Astronomers have identified for the first time a planet headed for what could be a collision with its star. The possible collision could provide an idea of ​​how Earth might end up one day.

A team of researchers says the doomed exoplanet Kepler-1658b may help shed light on how worlds end as their stars age.

Kepler-1658b, which is 2,600 light-years from Earth, is a type of planet called a hot Jupiter, according to Science Alert.

How soon do astronomers estimate the collision between Kepler-1658b and its star?

Although similar in size to Jupiter, the planet orbits its host star at one-eighth the distance from the Sun to Mercury, making it much hotter than the gas giant in our Solar System.

Kepler-1658b’s orbit around its host star lasts less than three days and shortens by about 131 milliseconds per year, according to the study.

“If it continues to move towards its star at the observed rate, the planet will collide with the star in less than three million years.

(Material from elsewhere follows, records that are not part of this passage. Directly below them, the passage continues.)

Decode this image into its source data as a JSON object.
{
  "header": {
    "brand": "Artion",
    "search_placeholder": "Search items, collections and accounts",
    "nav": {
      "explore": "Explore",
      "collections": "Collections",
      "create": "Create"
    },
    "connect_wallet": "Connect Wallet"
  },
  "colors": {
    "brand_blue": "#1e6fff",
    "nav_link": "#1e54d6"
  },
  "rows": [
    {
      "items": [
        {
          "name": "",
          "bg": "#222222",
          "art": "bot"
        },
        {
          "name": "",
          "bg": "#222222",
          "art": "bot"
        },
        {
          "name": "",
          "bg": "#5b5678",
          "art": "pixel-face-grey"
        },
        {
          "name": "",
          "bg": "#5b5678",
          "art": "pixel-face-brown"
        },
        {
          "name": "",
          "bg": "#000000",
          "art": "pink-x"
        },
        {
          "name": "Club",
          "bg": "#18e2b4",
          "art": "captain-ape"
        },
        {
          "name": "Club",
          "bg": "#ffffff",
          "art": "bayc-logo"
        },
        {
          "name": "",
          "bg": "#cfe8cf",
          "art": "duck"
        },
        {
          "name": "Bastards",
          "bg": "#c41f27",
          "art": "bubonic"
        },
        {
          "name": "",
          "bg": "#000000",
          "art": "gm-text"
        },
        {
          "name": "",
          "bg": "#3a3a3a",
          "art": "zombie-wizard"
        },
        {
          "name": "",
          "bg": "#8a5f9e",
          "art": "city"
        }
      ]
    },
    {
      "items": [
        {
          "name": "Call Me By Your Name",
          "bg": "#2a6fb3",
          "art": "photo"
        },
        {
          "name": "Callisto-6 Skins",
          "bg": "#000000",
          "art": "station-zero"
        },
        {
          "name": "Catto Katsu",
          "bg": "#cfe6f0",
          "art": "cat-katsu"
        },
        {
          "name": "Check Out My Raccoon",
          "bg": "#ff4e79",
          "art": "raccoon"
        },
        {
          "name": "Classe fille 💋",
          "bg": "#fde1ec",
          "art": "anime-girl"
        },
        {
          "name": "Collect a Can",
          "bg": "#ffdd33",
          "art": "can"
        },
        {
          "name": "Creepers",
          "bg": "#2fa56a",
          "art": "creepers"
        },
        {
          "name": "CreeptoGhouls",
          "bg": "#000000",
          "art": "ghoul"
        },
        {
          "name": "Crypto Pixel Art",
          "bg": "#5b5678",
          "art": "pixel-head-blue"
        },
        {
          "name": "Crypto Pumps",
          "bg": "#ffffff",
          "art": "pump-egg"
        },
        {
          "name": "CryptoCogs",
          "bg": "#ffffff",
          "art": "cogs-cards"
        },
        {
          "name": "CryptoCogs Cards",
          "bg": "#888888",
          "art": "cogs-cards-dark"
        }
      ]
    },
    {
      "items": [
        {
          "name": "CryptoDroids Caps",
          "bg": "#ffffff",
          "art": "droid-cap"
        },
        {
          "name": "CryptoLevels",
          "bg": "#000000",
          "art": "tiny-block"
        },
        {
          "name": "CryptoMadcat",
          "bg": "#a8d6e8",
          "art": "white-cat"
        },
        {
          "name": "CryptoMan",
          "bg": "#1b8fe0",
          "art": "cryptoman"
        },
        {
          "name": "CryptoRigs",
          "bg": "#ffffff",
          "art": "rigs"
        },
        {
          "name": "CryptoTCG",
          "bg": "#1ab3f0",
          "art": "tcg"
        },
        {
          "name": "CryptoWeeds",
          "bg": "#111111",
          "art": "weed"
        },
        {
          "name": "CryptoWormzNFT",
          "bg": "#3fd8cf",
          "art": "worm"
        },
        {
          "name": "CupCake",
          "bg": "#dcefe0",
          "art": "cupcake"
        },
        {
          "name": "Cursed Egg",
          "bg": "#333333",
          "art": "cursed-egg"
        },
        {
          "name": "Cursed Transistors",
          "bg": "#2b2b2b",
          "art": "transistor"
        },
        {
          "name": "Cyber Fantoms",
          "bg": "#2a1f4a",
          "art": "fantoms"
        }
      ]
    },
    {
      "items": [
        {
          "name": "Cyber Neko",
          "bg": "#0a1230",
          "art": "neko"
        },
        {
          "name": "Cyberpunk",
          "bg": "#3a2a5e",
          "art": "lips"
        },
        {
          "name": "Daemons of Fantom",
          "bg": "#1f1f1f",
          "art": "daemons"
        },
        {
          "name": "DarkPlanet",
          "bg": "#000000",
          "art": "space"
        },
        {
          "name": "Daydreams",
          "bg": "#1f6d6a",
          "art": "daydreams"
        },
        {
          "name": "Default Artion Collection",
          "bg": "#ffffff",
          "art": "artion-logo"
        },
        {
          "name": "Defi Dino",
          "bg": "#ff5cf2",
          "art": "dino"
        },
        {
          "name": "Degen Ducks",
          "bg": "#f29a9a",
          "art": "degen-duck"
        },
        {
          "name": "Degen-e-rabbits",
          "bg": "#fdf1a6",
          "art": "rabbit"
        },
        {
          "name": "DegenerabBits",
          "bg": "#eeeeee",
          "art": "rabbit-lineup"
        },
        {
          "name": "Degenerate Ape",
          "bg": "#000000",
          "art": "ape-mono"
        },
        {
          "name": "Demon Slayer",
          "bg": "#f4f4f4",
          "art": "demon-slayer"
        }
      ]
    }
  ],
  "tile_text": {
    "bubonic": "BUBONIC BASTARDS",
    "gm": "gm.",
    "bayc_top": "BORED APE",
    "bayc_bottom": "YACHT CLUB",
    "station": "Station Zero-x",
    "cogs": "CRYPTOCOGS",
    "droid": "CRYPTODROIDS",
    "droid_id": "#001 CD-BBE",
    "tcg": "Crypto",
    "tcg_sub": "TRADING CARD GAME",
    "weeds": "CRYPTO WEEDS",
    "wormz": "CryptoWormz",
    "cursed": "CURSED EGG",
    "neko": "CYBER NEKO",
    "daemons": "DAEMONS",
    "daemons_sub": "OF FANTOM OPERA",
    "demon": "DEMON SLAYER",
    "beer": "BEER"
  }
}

This is the first time we have observed direct evidence of a planet moving toward its evolved star,” said Shreyas Vissapragada, a postdoctoral fellow at the Harvard-Smithsonian Center for Astrophysics and lead author of the study.

The planet’s orbit is shortened by the ocean-like tide

An evolved star enters the “subgiant” phase of the stellar life cycle when it begins to expand and become brighter.

Kepler-1658b’s orbit is shortened by the tides, in a process similar to how Earth’s oceans rise and fall each day. This gravitational force can work both ways. For example, the Moon is very slowly moving away from the Earth.

Could Earth be headed for a similar trajectory?

“Death by stars is a fate believed to await many worlds and could also spell the end of Earth billions of years from now as our Sun ages,” the US Center for Astrophysics said.

Vissapragada stated that “in about five billion years, the Sun will evolve into a red giant star,” and “the fate of the Earth is somewhat unclear.”

Kepler-1658b, a reflective and hotter planet

Kepler-1658b was the first exoplanet ever observed by the Kepler Space Telescope, launched in 2009. However, it took nearly a decade of work before the planet’s existence was confirmed in 2019.

Over the course of 13 years, astronomers were able to observe the slow but steady change in the planet’s orbit as it transited in front of its host star. This was previously thought to be because it is a particularly reflective planet, he said.

But researchers now believe the planet is much hotter than expected, possibly because of the same forces pushing it toward its star.

The researchers’ study was published in The Astrophysical Journal Letters.